PARIS (Reuters) - French President Francois Hollande’s surprise conversion to business-friendly economic reforms 18 months after winning power on a “tax the rich” platform is at risk of running out of steam ahead of elections next year.
France’s Socialist leader since 2012 will on Monday flesh out his last major economic plan before those elections, government sources say.
He declared a “state of economic emergency” in his New Year’s Eve address to tackle high unemployment and sluggish growth - in an echo of the emergency security measures brought in after the Nov. 13 attacks on Paris.
Rival factions in his coalition want that to mean further action, with the reformist camp led by Economy Minister Emmanuel Macron pushing for an acceleration of free-market reforms. Rebel lawmakers on the left, meanwhile, have called for an economic policy U-turn to woo working-class voters.
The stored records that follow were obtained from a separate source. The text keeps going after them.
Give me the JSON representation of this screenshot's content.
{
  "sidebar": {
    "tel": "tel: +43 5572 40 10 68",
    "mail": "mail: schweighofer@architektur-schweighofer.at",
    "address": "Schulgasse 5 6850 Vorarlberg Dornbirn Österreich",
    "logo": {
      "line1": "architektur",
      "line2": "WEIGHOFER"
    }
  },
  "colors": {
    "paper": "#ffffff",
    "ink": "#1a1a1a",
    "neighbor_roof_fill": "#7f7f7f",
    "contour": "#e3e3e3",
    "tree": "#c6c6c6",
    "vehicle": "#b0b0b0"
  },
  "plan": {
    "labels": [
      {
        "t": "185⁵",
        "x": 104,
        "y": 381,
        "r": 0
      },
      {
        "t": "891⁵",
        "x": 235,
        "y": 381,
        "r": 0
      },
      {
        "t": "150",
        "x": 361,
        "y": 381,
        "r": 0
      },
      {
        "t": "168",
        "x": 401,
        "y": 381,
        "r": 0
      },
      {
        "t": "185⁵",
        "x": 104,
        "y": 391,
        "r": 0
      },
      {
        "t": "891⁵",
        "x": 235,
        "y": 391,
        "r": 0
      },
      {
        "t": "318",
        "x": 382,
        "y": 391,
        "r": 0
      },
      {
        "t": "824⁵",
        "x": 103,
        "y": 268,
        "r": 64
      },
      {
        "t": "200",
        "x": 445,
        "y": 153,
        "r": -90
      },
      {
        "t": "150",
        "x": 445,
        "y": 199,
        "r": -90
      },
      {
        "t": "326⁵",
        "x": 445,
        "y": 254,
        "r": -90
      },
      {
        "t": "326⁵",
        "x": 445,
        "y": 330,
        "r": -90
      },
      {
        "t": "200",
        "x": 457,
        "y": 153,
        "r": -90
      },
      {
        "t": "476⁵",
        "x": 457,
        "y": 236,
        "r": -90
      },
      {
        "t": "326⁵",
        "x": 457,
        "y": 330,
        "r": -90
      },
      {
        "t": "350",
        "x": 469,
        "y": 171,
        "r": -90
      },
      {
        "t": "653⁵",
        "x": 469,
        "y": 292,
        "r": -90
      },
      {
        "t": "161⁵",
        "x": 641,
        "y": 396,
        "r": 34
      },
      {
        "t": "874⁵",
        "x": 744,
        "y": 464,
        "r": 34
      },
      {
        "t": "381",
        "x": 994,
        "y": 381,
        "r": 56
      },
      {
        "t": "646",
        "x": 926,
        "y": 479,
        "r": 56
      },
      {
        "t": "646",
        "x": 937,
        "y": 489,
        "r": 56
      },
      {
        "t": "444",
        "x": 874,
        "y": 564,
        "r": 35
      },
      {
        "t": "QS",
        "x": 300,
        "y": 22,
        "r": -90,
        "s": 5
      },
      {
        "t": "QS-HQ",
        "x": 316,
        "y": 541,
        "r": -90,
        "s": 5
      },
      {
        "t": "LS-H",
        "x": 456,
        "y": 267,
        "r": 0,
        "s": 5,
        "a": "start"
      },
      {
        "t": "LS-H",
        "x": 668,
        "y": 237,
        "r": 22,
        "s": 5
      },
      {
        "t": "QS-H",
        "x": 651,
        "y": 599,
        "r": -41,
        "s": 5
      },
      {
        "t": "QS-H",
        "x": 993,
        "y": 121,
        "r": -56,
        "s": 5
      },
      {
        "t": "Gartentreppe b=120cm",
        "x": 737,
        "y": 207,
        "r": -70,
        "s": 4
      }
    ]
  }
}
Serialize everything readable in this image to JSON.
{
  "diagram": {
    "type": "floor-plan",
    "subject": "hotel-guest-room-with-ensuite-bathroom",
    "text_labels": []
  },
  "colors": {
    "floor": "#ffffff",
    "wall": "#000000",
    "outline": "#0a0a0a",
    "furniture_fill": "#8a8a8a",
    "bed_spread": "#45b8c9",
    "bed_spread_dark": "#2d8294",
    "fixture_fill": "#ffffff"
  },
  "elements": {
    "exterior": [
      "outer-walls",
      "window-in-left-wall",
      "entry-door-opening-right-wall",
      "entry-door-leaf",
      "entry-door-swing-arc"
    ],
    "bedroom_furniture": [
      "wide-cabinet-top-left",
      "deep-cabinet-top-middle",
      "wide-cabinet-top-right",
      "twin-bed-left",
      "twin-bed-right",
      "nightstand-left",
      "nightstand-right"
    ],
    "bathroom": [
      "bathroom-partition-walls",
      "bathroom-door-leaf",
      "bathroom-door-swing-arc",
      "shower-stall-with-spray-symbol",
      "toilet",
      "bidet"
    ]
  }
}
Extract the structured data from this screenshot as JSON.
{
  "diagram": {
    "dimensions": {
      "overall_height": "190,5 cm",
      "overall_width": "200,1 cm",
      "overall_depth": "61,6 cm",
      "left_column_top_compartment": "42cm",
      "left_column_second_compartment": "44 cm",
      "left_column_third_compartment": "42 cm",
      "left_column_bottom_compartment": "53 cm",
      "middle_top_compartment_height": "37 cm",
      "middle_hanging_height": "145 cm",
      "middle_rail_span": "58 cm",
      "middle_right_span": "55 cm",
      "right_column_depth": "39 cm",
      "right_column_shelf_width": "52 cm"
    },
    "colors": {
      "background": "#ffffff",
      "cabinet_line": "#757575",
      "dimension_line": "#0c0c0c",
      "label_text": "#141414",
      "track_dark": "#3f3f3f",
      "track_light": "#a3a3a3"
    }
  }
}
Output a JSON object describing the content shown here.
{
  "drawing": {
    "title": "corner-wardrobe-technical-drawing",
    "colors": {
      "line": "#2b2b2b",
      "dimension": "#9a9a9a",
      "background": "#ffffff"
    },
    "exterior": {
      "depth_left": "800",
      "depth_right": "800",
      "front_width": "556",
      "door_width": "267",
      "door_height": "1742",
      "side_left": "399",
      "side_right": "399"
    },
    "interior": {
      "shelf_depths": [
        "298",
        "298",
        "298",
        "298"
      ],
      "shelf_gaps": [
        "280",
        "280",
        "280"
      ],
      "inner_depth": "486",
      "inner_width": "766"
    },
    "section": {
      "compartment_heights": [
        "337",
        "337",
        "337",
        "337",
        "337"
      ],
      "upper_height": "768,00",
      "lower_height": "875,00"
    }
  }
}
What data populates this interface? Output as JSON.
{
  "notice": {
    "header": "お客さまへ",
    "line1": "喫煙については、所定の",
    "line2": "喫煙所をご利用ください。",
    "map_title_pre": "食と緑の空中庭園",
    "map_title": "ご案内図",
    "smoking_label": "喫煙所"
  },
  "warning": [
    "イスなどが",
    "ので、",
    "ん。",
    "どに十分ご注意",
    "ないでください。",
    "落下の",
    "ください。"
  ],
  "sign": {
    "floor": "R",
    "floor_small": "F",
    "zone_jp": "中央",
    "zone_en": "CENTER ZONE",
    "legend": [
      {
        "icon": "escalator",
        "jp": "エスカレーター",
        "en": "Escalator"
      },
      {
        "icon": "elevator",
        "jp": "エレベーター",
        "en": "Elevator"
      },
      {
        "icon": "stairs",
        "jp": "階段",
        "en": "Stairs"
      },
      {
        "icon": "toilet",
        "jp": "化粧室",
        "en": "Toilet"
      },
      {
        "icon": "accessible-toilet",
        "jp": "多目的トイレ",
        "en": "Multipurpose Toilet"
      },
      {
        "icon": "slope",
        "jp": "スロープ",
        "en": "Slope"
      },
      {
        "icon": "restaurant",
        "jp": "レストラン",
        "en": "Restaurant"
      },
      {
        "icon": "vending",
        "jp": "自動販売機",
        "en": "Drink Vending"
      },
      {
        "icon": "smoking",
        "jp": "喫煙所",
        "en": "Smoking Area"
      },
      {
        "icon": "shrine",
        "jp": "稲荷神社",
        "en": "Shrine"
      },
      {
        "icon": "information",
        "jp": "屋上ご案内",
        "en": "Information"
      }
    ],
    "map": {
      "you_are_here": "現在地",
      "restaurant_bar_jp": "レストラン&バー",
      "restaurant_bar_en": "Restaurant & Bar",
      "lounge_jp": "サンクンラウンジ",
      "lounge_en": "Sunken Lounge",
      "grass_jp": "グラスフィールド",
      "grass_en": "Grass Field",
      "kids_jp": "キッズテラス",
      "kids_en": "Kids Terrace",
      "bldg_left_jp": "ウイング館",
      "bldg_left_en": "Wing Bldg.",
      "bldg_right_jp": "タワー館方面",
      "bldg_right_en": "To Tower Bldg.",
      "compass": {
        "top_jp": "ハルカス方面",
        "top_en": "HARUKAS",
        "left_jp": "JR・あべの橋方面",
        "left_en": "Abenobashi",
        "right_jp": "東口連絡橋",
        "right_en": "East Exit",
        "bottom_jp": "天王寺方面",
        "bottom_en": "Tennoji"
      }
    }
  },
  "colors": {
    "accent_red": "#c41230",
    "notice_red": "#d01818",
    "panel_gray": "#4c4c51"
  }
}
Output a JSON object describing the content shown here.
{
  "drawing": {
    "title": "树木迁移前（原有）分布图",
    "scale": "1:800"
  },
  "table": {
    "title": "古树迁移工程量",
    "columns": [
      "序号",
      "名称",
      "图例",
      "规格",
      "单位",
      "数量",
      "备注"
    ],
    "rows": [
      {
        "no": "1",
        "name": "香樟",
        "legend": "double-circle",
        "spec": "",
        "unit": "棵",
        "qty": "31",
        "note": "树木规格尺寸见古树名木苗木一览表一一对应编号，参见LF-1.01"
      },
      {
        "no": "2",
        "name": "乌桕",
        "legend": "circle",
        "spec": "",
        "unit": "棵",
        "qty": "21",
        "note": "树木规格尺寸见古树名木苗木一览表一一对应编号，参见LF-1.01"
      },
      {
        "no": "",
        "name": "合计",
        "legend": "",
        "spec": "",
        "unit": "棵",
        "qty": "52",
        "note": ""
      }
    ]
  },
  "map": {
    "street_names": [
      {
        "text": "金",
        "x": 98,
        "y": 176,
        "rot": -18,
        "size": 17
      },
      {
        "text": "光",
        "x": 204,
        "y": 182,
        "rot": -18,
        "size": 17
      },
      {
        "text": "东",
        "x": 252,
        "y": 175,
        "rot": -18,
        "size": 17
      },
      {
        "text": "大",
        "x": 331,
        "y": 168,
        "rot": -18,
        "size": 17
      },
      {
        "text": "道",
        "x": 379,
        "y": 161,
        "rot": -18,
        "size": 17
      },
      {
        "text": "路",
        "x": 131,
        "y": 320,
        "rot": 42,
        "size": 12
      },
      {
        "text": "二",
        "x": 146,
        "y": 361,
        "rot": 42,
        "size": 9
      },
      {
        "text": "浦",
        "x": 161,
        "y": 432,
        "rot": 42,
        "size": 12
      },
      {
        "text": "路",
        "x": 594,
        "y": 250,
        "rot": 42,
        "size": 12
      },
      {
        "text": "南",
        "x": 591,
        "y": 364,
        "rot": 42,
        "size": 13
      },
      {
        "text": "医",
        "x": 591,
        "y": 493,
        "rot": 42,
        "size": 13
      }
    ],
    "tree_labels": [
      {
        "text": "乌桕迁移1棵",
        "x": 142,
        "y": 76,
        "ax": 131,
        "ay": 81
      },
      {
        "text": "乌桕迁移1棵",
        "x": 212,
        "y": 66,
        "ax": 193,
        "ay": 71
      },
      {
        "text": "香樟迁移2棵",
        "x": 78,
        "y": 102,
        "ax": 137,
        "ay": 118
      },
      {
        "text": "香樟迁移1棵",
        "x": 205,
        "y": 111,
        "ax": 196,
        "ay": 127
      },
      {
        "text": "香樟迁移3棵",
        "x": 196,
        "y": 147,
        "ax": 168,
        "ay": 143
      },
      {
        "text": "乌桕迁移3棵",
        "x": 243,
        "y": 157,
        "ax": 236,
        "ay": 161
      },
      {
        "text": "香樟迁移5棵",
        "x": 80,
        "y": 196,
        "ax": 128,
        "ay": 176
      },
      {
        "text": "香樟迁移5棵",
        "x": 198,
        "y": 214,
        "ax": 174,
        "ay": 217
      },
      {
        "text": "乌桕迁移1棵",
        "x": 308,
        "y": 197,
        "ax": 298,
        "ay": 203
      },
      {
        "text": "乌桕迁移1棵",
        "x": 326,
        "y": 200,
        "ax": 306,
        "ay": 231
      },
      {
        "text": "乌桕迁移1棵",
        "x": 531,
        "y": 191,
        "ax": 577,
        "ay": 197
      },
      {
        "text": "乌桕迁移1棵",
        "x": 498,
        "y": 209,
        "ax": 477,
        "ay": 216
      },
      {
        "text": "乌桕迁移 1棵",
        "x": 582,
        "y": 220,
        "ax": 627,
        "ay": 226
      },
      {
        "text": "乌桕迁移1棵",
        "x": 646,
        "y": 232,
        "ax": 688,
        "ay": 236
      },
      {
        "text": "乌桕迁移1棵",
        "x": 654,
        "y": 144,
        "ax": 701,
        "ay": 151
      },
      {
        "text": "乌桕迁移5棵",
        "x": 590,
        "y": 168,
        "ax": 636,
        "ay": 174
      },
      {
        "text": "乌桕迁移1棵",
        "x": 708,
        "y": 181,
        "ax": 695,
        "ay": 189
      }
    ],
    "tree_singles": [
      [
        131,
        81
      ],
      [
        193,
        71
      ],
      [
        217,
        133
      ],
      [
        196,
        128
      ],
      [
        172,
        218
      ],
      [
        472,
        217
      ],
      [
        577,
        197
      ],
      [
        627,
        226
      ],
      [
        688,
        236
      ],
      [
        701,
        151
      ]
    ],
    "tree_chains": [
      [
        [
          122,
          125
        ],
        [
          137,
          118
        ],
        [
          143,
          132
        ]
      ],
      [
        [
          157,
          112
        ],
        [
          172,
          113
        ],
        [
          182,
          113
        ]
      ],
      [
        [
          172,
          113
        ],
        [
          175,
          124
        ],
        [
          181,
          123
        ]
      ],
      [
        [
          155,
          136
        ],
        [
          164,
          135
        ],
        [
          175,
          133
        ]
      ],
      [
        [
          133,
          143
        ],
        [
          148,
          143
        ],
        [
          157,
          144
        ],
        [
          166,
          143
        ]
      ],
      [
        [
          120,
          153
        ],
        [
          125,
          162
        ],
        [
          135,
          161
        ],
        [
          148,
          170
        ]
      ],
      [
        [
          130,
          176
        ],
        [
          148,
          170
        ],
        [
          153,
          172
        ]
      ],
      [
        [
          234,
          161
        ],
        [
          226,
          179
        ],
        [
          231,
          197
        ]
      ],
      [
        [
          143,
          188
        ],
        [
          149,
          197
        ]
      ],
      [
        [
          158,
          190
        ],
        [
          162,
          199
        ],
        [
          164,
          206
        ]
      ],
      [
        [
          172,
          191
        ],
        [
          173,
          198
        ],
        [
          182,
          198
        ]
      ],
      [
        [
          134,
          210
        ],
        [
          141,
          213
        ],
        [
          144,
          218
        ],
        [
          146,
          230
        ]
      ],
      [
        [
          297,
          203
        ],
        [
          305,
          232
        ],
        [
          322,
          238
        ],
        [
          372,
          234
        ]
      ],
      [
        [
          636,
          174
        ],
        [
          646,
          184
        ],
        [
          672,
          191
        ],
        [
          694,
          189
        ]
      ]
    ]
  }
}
Hollande is wary of the risk of drawing anger from unions, workers and leftists politicians ahead of the 2017 election, according to economists and political analysts.
The departure of the president’s top economic adviser - former Barclays and Bank of America Merrill Lynch banker Laurence Boone, who was poached by insurer AXA this week - has been seen by some analysts as a sign that Hollande’s reform drive is faltering.
“It’s a bad signal in the sense that it probably means she (Boone) considers there is not much left to do at the Elysee Palace before the end of Hollande’s mandate,” said Nicolas Bouzou, head of the Asteres economic consultancy firm.
“After the more free-market turn of his second year, we are now seeing a slight move to the left,” he said.
After upsetting many left-wingers in his party with tough homeland security measures after the Paris attacks, Hollande has since sought to appease them by floating vague ideas of more job training and public funding of infrastructure projects.
While analysts think he will press on with reforms of France’s strict labor laws - which make it difficult for companies to dismiss permanent staff and could act as a brake on a weak economic recovery - they say the proposed overhaul could be watered down, and the pace of change slow.
Hollande and his Prime Minister Manuel Valls have dismissed any suggestion that the reforms could falter, saying this week that the country needed to press ahead with them.
The president’s office said there was nothing acrimonious in Boone’s resignation only a year-and-a-half into the job.
“For her, it’s the end of a cycle and a good time to go,” said a source close to Hollande. “She’s leaving on very good terms (with the president).”
Hollande came to power in 2012 on an anti-austerity ticket after declaring that the “world of finance” was his enemy and promising to slap a 75 percent tax on millionaires to subsidize jobs for young people.
But after economic growth failed to pick up and unemployment continued to rise, he engineered a major pro-business U-turn at the end of 2013. He has since offered 40 billion euros ($43 billion) in tax cuts for companies, cut government spending and eased regulation of sectors such as legal professions and bus transport.
His government has said it now wants to conduct a major overhaul of labor laws to give more flexibility to employers, cap compensation packages in cases of unfair dismissal to encourage companies to hire more, and deregulate certain so-called closed-shop professions by removing diploma requirements for jobs such as hairdressers or bakers.
Each of these measures is still being formulated, with no firm details made public. Economists and political analysts say they could be weakened - for example the level of the compensation cap - in the face of pressure from leftist politicians and unions, which could be stepped up with worker protests.
“His (Hollande’s) obsession before the presidential election is to reassure the left, because if he wants to reach the second round, he needs to make sure no other, more left-wing candidate will run against him,” said Elie Cohen, an economist at research institute CNRS.
The head of the ruling Socialist party, Jean-Christophe Cambadelis, said he was all in favor of giving more flexibility to employers, but warned: “we shouldn’t forget the security bit for our fellow citizens.”
And in a signal that reforms are indeed likely to slow, he said: “I’m not sure 2016 will be a year of work overload for parliament.”
Societe Generale analyst Michel Martinez dismissed the idea that the departure of Hollande’s adviser Boone signaled a change of economic tack because she was not the mastermind of his pro-market agenda and more focused on euro zone issues.
“The objectives for the end of Hollande’s mandate are a bit weak, but the subliminal messages that are being sent are clear: we’re going towards more flexibility,” he said, but added: “The speed of reforms is decelerating a bit.”
And with unemployment still hovering near record highs above 10 percent, economic growth struggling to pick up, and public debt still rising, France’s euro zone partners are anxious that Hollande follows through on his reform drive this year.
“In general, there is a worry that France is going to do even less structural reform until the election when its economic performance is sluggish and it cannot afford a wasted year,” said a senior EU economic policy official.